BACKGROUND: Despite optimal surgical therapy for patients with dermatofibrosarcoma protuberans (DFSP), some patients still continue to develop local recurrence. The authors' objective was to identify and analyze clinicopathologic factors for disease free survival in a large group of patients who were followed prospectively at a single institution. METHODS: Prospectively collected data and pathology slides were available for review from 159 patients with primary or recurrent DFSP who underwent treatment between July 1950 and July 1998. The study group was comprised of patients with either the "classic" form of DFSP or the fibrosarcomatous "high grade" variant of DFSP (FS-DFSP). Patient, tumor, pathologic, and treatment factors were analyzed using the log rank test for univariate influence and Cox regression analysis for multivariate influence. Local recurrence free survival was determined by the Kaplan-Meier actuarial method.
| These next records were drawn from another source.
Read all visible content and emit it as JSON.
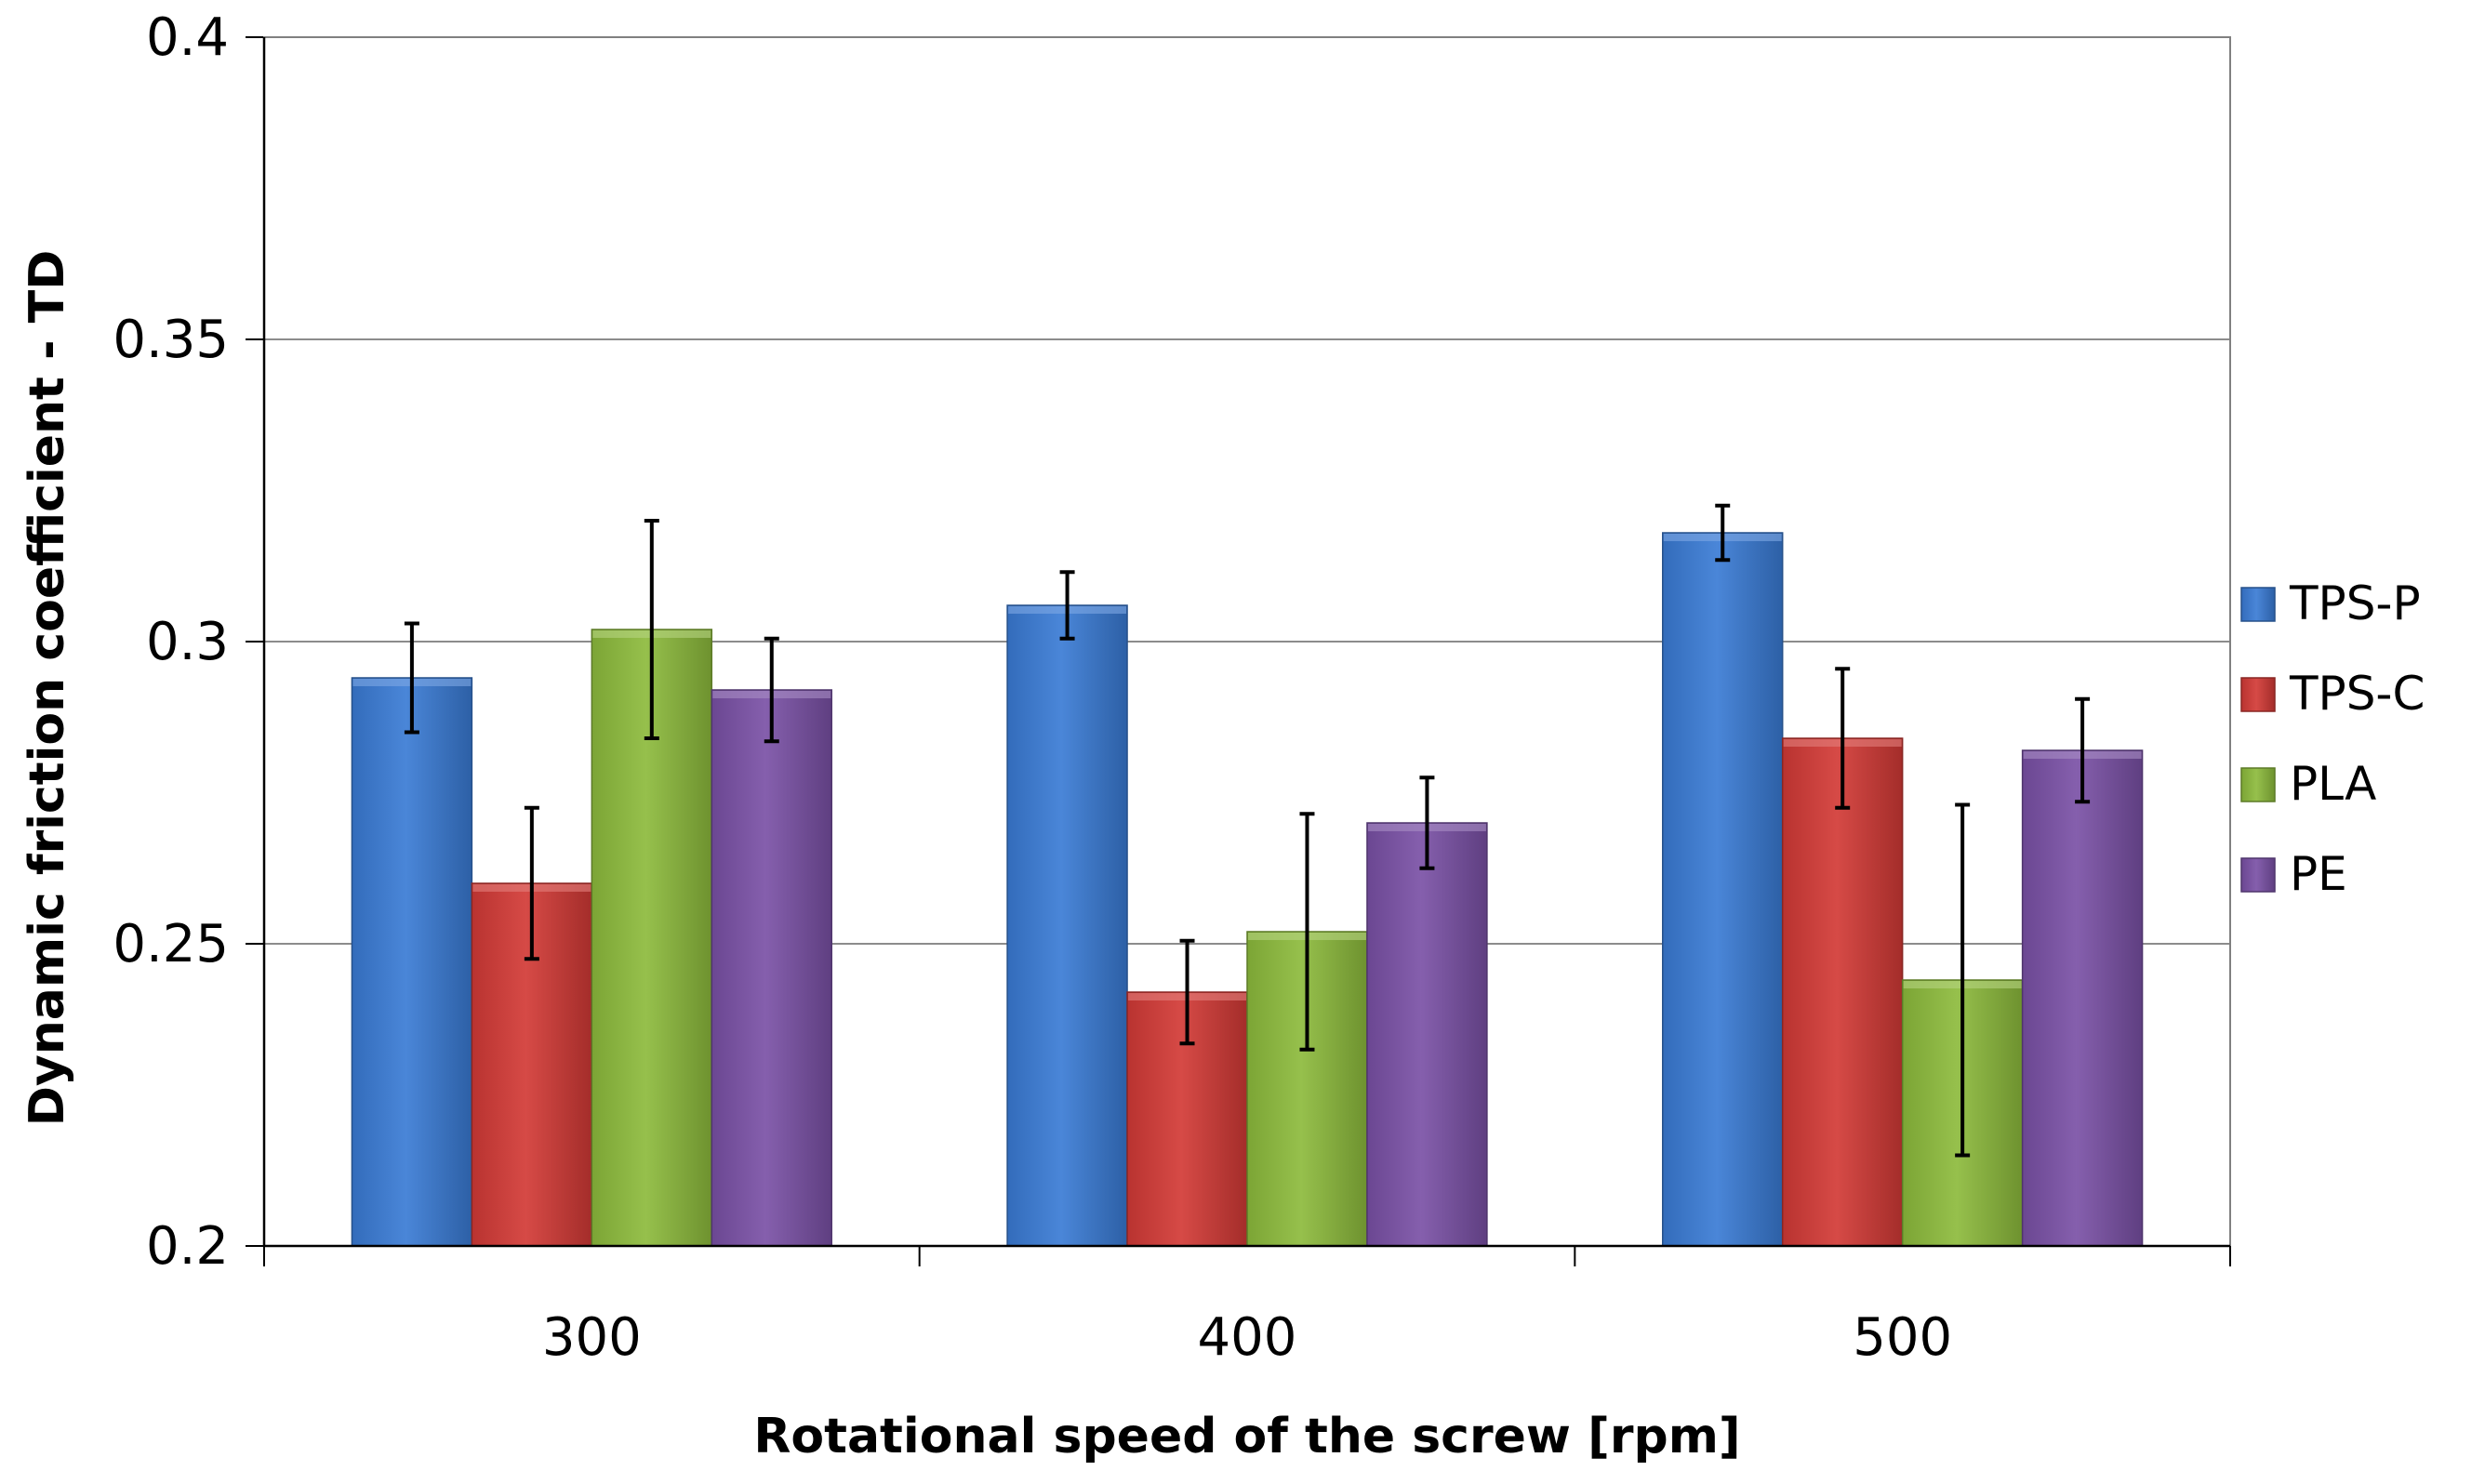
{
  "chart_data": {
    "type": "bar",
    "title": "",
    "xlabel": "Rotational speed of the screw [rpm]",
    "ylabel": "Dynamic friction coefficient  - TD",
    "categories": [
      "300",
      "400",
      "500"
    ],
    "ylim": [
      0.2,
      0.4
    ],
    "yticks": [
      0.2,
      0.25,
      0.3,
      0.35,
      0.4
    ],
    "ytick_labels": [
      "0.2",
      "0.25",
      "0.3",
      "0.35",
      "0.4"
    ],
    "grid": true,
    "legend_position": "right",
    "series": [
      {
        "name": "TPS-P",
        "color": "#3a7bd5",
        "values": [
          0.294,
          0.306,
          0.318
        ],
        "errors": [
          0.009,
          0.0055,
          0.0045
        ]
      },
      {
        "name": "TPS-C",
        "color": "#d23a36",
        "values": [
          0.26,
          0.242,
          0.284
        ],
        "errors": [
          0.0125,
          0.0085,
          0.0115
        ]
      },
      {
        "name": "PLA",
        "color": "#8dbb3c",
        "values": [
          0.302,
          0.252,
          0.244
        ],
        "errors": [
          0.018,
          0.0195,
          0.029
        ]
      },
      {
        "name": "PE",
        "color": "#7a51a6",
        "values": [
          0.292,
          0.27,
          0.282
        ],
        "errors": [
          0.0085,
          0.0075,
          0.0085
        ]
      }
    ]
  }
}
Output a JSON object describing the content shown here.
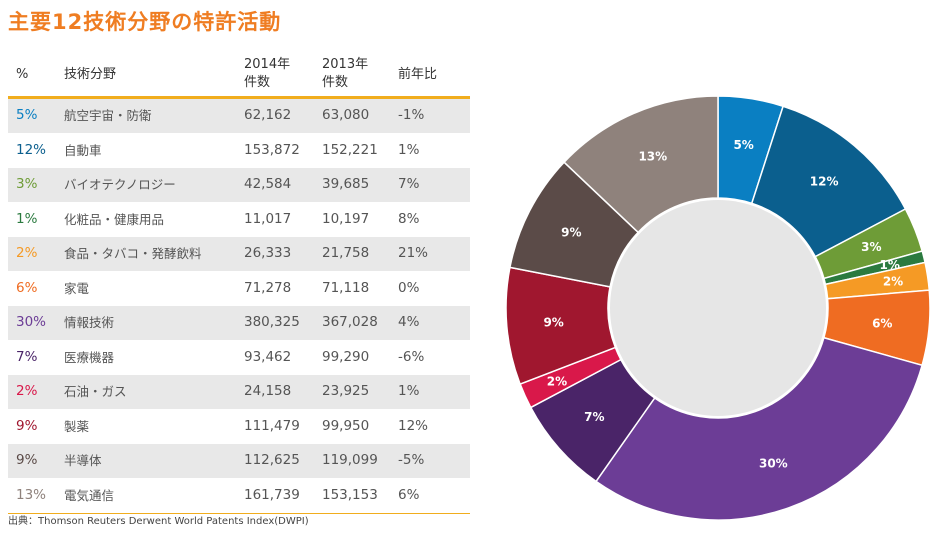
{
  "title": "主要12技術分野の特許活動",
  "table": {
    "headers": {
      "pct": "%",
      "field": "技術分野",
      "y2014": "2014年\n件数",
      "y2013": "2013年\n件数",
      "change": "前年比"
    },
    "rows": [
      {
        "pct": "5%",
        "field": "航空宇宙・防衛",
        "y2014": "62,162",
        "y2013": "63,080",
        "change": "-1%"
      },
      {
        "pct": "12%",
        "field": "自動車",
        "y2014": "153,872",
        "y2013": "152,221",
        "change": "1%"
      },
      {
        "pct": "3%",
        "field": "バイオテクノロジー",
        "y2014": "42,584",
        "y2013": "39,685",
        "change": "7%"
      },
      {
        "pct": "1%",
        "field": "化粧品・健康用品",
        "y2014": "11,017",
        "y2013": "10,197",
        "change": "8%"
      },
      {
        "pct": "2%",
        "field": "食品・タバコ・発酵飲料",
        "y2014": "26,333",
        "y2013": "21,758",
        "change": "21%"
      },
      {
        "pct": "6%",
        "field": "家電",
        "y2014": "71,278",
        "y2013": "71,118",
        "change": "0%"
      },
      {
        "pct": "30%",
        "field": "情報技術",
        "y2014": "380,325",
        "y2013": "367,028",
        "change": "4%"
      },
      {
        "pct": "7%",
        "field": "医療機器",
        "y2014": "93,462",
        "y2013": "99,290",
        "change": "-6%"
      },
      {
        "pct": "2%",
        "field": "石油・ガス",
        "y2014": "24,158",
        "y2013": "23,925",
        "change": "1%"
      },
      {
        "pct": "9%",
        "field": "製薬",
        "y2014": "111,479",
        "y2013": "99,950",
        "change": "12%"
      },
      {
        "pct": "9%",
        "field": "半導体",
        "y2014": "112,625",
        "y2013": "119,099",
        "change": "-5%"
      },
      {
        "pct": "13%",
        "field": "電気通信",
        "y2014": "161,739",
        "y2013": "153,153",
        "change": "6%"
      }
    ]
  },
  "source": "出典：Thomson Reuters Derwent World Patents Index(DWPI)",
  "chart_data": {
    "type": "pie",
    "subtype": "donut",
    "categories": [
      "航空宇宙・防衛",
      "自動車",
      "バイオテクノロジー",
      "化粧品・健康用品",
      "食品・タバコ・発酵飲料",
      "家電",
      "情報技術",
      "医療機器",
      "石油・ガス",
      "製薬",
      "半導体",
      "電気通信"
    ],
    "values": [
      62162,
      153872,
      42584,
      11017,
      26333,
      71278,
      380325,
      93462,
      24158,
      111479,
      112625,
      161739
    ],
    "labels": [
      "5%",
      "12%",
      "3%",
      "1%",
      "2%",
      "6%",
      "30%",
      "7%",
      "2%",
      "9%",
      "9%",
      "13%"
    ],
    "colors": [
      "#0a7fc2",
      "#0b5f8e",
      "#6e9c37",
      "#2b7a3f",
      "#f59a25",
      "#ef6c22",
      "#6c3d96",
      "#4a2468",
      "#d9184a",
      "#a0172f",
      "#5b4b48",
      "#8f827c"
    ],
    "start_angle_deg": 0,
    "direction": "clockwise"
  }
}
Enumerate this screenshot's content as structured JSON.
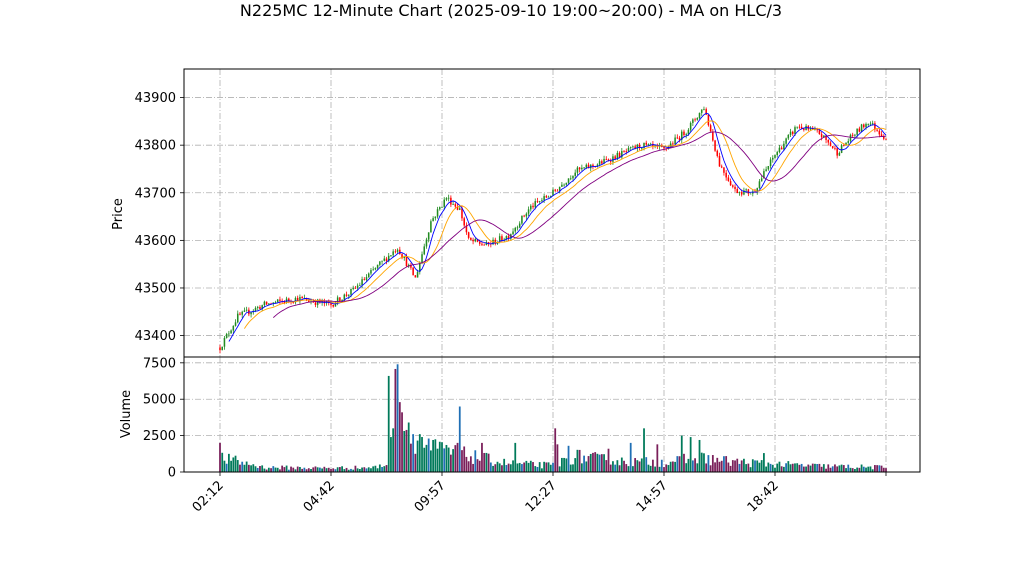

RESULTS: Of the 159 patients who comprised the current study group, 134 (84%) had the classic form of DFSP. The FS-DFSP variant was found in the remaining 25 patients (16%). The overall 5-year local recurrence free survival rate was 75%, with a median follow-up of 4. 75 years. The 5-year recurrence free survival rate for each group was 81% and 28%, respectively. On univariate analysis, age > 50 years, very close (< 1 mm) to positive microscopic margins, FS-DFSP variant, high mitotic rate, and increased cellularity were unfavorable prognostic factors. Multivariate analysis determined very close (< 1 mm) to positive microscopic margins and FS-DFSP variant to be independent adverse prognostic factors. For the 34 patients who developed a recurrence after surgical resection (21%), the median time to local recurrence was 32 months. Of the patients in this group, two died from metastatic disease. CONCLUSIONS: The prognosis after surgical resection with negative and sometimes positive microscopic margins for patients with DFSP is very good. However, increased age, high mitotic index, and increased cellularity are predictors of poor clinical outcome. The FS-DFSP variant represents a much more aggressive tumor with metastatic potential. Patients who are treated with curative intent for FS-DFSP should undergo aggressive attempts at complete surgical resection. Patients with recurrent classic DFSP without evidence of adverse prognostic features may benefit from conservative management, especially in the setting of potentially unresectable disease.